Ayrıca her mizaç kendi rahat ve stres hattında farklı mizaç özelliklerine kayar. Rahat hattı, bireyin rahat hissettiği ve tatmin olduğu aynı zamanda temel arayışlarını gerçekleştirebildiği durumlarda baskın mizacından farklı olarak başka bir mizacın sağlıklı hâline bürünmesidir. Stres hattı ise kişinin stresli olduğu zamanlarda ana mizacından farklı bir mizaç tipinin sağlıksız boyutuna geçmesidir. Stres hattında kişinin mevcut mizacının imkân ve savunma düzenekleri yetersiz kalmıştır dolayısıyla kişi mevcut koşullara psikopatolojik düzeyde uyum sağlamaya çalışır. Daha kolay anlayabilmek adına yandaki şekle bir göz atalım. Güler yüz ile temsil edilen şekil rahat hattını, üzgün yüz ise stres hattını temsil eder. Örneğin, tip 6 rahat hattında tip 9’un sağlıklı boyutundaki davranışları sergilerken stres hattındayken sergileyeceği davranış tip 3’ün sağlıksız boyutu olacaktır.


Tipler bize ne anlatır?


Her ne kadar Enneagram tarafsız olması hasebiyle rakamlarla sembolize edilse de her tip bireylerin en temel ihtiyaç ve arayışları göz önüne alınarak isimlendirilmiş. Örneğin, tip 1-mükemmeliyetçi. Dikkat edilmesi gereken nokta şu mükemmeliyetçi birisi olduğunuzu düşünüyor olabilirsiniz ancak bu sizin tip 1 olduğunuz anlamına gelmez. Ya da başarıya çok önem vermeniz sizin tip 3-başaran olduğunuz anlamına gelmez. Burada devreye iç motivasyonumuz giriyor. “Nasıl yani kafam iyice karıştı.” dediğinizi duyar gibiyim. “Öyleyse tipimizi nasıl bulacağız?” diye sormakta da oldukça haklısınız. İlk başta karışık gibi gözükse de her özellikten bizde bir nebze olduğunu ve baskın olan özelliğimizin tipimizi belirlediğini aklımızda tutarak kendimizi iyi gözlemleyerek işe başlayabiliriz. Bazen kendimize objektif bakamayabiliriz, kimimiz daha iç görü sahibiyken kimimizde bu daha az gelişmiştir. Ancak paniğe gerek yok sahip olduğumuzu düşündüğümüz olumlu ve olumsuz özellikleri tefekkür edebiliriz. Aynı zamanda Enneagram bilgisini doğru öğrenmek bize oldukça fayda sağlayacaktır. Peki, Enneagramın doğru bakış açısını nereden yakalayabiliriz? Enneagramın püf noktalarını bilerek. Yani insan olarak sahip olduğumuz ortak zaafların yanında âdeta direksiyonumuzun başına geçen her şeyimizi, hayata bakışımızdan tutun davranış ve tutumlarımızı kontrol eden temel zaafımızın farkında olarak.

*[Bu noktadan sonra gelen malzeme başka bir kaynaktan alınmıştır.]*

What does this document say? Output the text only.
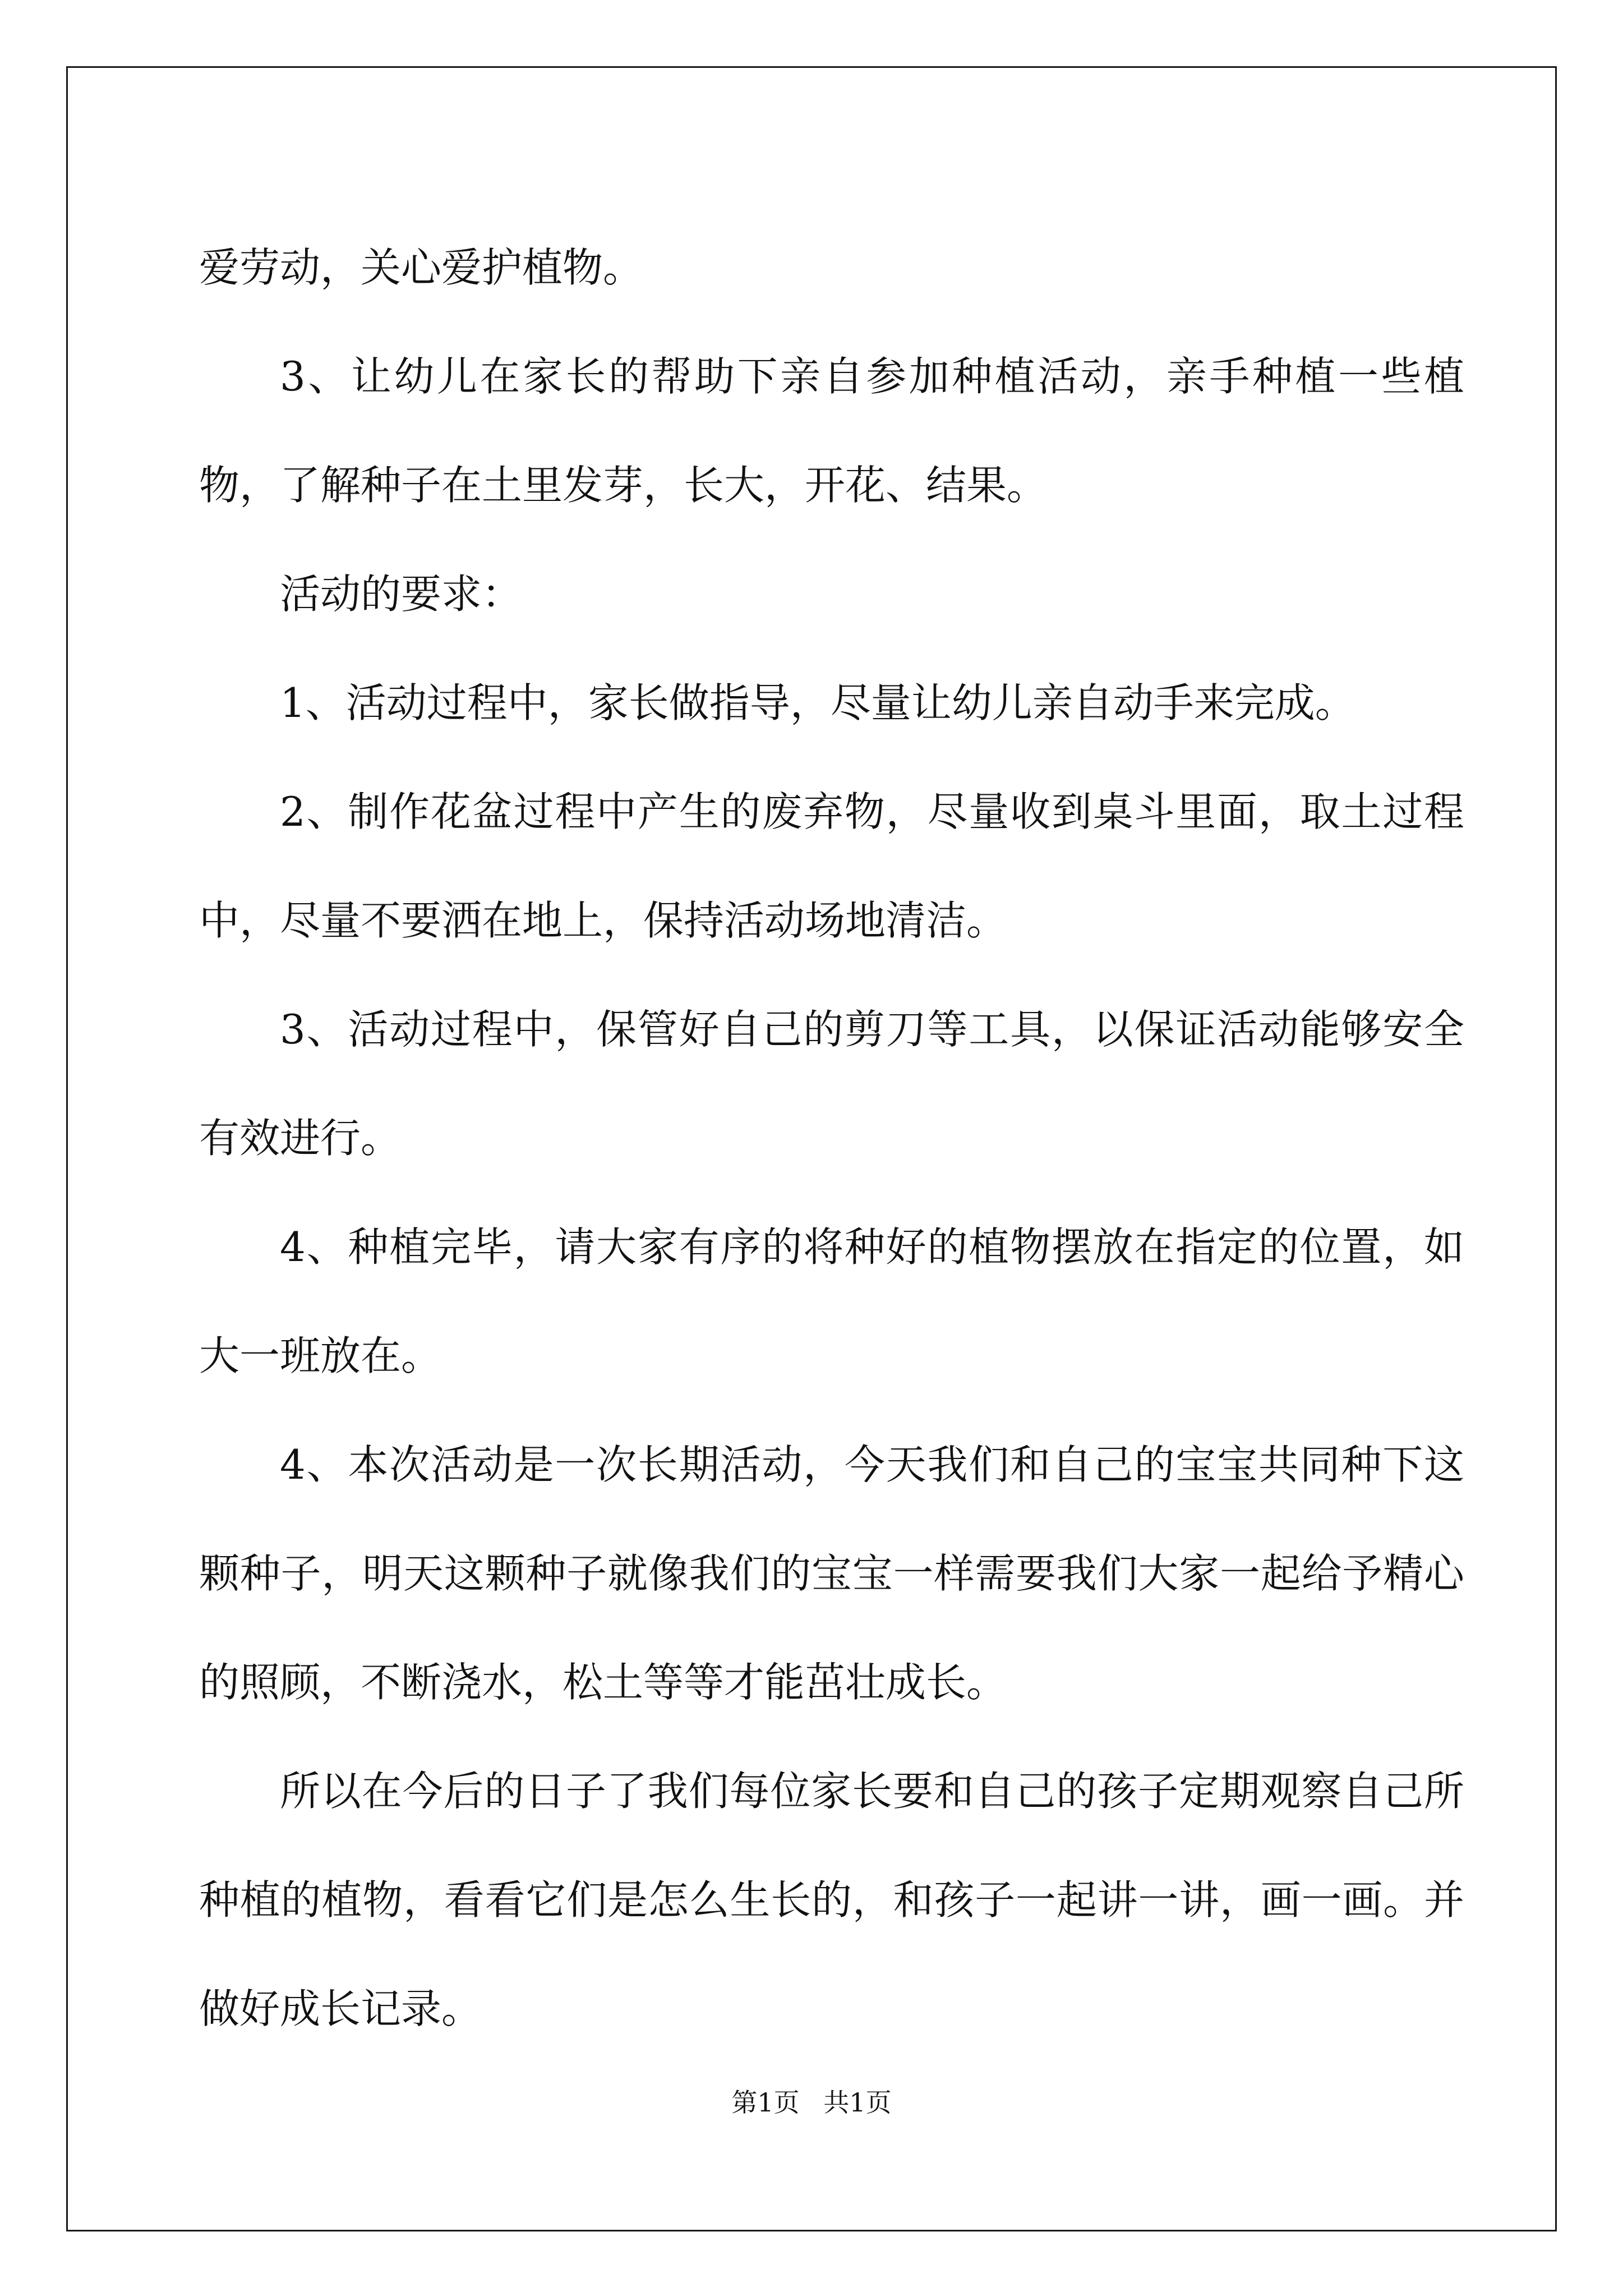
爱劳动，关心爱护植物。

3、让幼儿在家长的帮助下亲自参加种植活动，亲手种植一些植物，了解种子在土里发芽，长大，开花、结果。

活动的要求：

1、活动过程中，家长做指导，尽量让幼儿亲自动手来完成。

2、制作花盆过程中产生的废弃物，尽量收到桌斗里面，取土过程中，尽量不要洒在地上，保持活动场地清洁。

3、活动过程中，保管好自己的剪刀等工具，以保证活动能够安全有效进行。

4、种植完毕，请大家有序的将种好的植物摆放在指定的位置，如大一班放在。

4、本次活动是一次长期活动，今天我们和自己的宝宝共同种下这颗种子，明天这颗种子就像我们的宝宝一样需要我们大家一起给予精心的照顾，不断浇水，松土等等才能茁壮成长。

所以在今后的日子了我们每位家长要和自己的孩子定期观察自己所种植的植物，看看它们是怎么生长的，和孩子一起讲一讲，画一画。并做好成长记录。

第1页 共1页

9 mizaç tipi aslında bizlere 9 temel zaafımız olduğundan bahseder. Temel zaafımızı bizi harekete geçiren motivasyonun farkına vararak bulabiliriz. Kendimize en çok neye canımızın sıkıldığı, nelerden tetiklendiğimiz ve nelere öfkelenip nelere duygusal tepkiler verdiğimiz gibi spesifik soruları yönelttiğimizde doğru sonuca ulaşabiliriz.[8] Elbette Enneagram modeli için oluşturulmuş ve doğru sonuç verebilen testler ve uygulamalar da mevcut. Ayrıca Enneagram merkezli danışmanlık hizmeti veren psikolog ve psikolojik danışmanlar da var. Dilerseniz herkese açık temel Enneagram eğitimlerine de katılabilirsiniz. Piyasadaki kaynaklar da sizlere yardımcı olacaktır. Amaç kendimizi tanımak için mevcut birçok imkândan bizler için en uygun olanları kullanabilmek.


Kendini bilen, Rabbi’ni bilir


Kendimize vereceğimiz cevapların aynı zamanda inanan insanlar olarak “Kendini bilen Rabbini bilir.” düsturunu hayatımıza geçirebilmemiz noktasında bizlere yol gösterici olacağına inanıyorum. Mucize olan ve eşrefi mahlûkat olarak en güzel biçimde yaratılan insanın kendi nefsinde yaratılan ayetleri tefekkür ederek bir ömür geçirebilmesini diğer bir deyişle kendini öğrenmesini ömür boyu sürecek mucizevi bir yolculuk olarak görüyorum. İnsana düşen asli görevin kendine bahşedilen mizacının sağlıklı ve sağlıksız boyutlarının bilincinde olarak tekâmül yolculuğunda gayretkâr olması en güzel amellerden değil midir? Enneagramı bilir, tipimizi tespit edebilirsek kendimizi daha iyi gözlemleyebilir güçlü olduğumuz yönleri pekiştirir, zaaflarımızın üstesinden gelmek için nefsimizi terbiye etme gayretinde elimizde bir reçeteyle ilerleyebiliriz. Etrafımızdaki insanları daha iyi tanıyabilir, verdikleri tepkilerin şahsımıza yönelik olmaktan ziyade mizacının bir tepkisi olduğunu anlayabiliriz. Böylelikle şeytanın fısıldamaları kardeşlerimizle aramızı bozamaz. Aksine onlarla empati kurabilir ve aramızdaki iletişimi kuvvetlendirmek adına bir gayret içinde oluruz. En önemlisi en güzel biçimde yaratılmış olan insanları değiştirmeye çalışmak yerine onları oldukları gibi kabul edebiliriz.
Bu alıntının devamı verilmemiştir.